The basic guidelines, says accountant and financial advisor Shawn Shaughnessy of Padgett Business Services in Highland, N.Y., is that if you rent out your house for fewer than 15 days it’s considered personal use, and you do not report the income and/or expenses. The 14 days don’t have to be consecutive, but if you rent for more than 14 days, you must report the income. There is a silver lining. You can deduct related rental expenses and depreciate assets. As a mixed-use home, you report the income and allocate expenses, including depreciation based on actual rental activity, says Shaughnessy. Hiring a professional tax preparer is highly recommended to sort through all the necessary minutiae. If your home is really a bed and breakfast, that involves different and additional considerations. Many municipalities treat them as hotels, which means the gross income is subject to sales and occupancy taxes.

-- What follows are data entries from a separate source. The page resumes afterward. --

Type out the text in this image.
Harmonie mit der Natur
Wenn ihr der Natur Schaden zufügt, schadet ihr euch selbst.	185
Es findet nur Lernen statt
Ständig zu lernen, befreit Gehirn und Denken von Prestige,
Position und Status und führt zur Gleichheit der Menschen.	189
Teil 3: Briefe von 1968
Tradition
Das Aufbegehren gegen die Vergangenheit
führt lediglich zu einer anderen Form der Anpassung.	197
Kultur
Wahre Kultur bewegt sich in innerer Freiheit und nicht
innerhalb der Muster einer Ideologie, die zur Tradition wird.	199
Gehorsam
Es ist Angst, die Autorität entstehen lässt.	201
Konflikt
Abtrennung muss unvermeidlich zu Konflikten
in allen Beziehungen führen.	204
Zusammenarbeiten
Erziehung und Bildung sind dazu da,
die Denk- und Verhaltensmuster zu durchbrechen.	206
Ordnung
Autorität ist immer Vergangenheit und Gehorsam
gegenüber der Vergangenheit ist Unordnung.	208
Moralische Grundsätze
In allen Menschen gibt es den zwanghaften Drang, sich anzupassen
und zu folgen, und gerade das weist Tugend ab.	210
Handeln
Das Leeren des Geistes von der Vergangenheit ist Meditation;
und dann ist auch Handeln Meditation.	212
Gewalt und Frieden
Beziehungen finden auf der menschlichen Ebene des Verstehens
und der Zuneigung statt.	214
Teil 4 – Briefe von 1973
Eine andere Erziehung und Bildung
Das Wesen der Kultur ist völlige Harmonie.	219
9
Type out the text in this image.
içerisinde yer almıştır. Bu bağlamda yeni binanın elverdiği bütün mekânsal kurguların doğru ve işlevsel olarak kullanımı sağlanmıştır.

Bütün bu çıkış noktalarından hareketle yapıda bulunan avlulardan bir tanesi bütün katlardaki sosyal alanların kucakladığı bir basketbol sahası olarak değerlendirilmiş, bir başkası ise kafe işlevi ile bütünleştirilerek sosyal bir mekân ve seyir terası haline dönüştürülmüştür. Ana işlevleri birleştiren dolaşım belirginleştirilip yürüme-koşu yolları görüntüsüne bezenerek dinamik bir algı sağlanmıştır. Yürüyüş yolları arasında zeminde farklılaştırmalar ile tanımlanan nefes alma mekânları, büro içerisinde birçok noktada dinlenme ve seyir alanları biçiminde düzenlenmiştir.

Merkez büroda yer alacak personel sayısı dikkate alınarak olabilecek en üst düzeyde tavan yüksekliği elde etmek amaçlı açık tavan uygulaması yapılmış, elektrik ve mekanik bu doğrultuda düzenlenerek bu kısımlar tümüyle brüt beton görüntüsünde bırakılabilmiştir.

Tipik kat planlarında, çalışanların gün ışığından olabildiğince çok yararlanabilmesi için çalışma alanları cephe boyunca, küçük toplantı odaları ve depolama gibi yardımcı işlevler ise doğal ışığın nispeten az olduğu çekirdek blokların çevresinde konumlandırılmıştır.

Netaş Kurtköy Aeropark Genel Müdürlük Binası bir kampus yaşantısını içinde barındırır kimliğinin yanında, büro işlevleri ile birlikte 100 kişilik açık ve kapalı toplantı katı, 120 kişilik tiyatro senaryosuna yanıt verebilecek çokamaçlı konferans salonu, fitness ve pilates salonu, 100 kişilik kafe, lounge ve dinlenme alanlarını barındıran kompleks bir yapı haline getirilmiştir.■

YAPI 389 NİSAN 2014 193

If you do rent, get an agreement in writing, so it’s the equivalent of a legal contract. You might want to have a lawyer draft a contract that’s binding, or work with a reputable property manager. A local property manager can be very helpful in managing multiple tasks and can be your eyes and ears locally to watch your property. Milvenan found that when guests said there would be four people using the home, often eight showed up, or two cars morphed into five, and pets, not allowed, were also brought along.
Don’t ignore a second home’s potential sentimental value. It’s not all about money, maintenance, and convenience. A family vacation home may be passed down to future generations, it could be transferred to a trust and used by your children at appointed times, it might become your primary residence one day. Snedaker has seen that occur in his area, particularly among San Franciscans with a second home, who eventually transition to the second locale. It could be a future down-sizing strategy.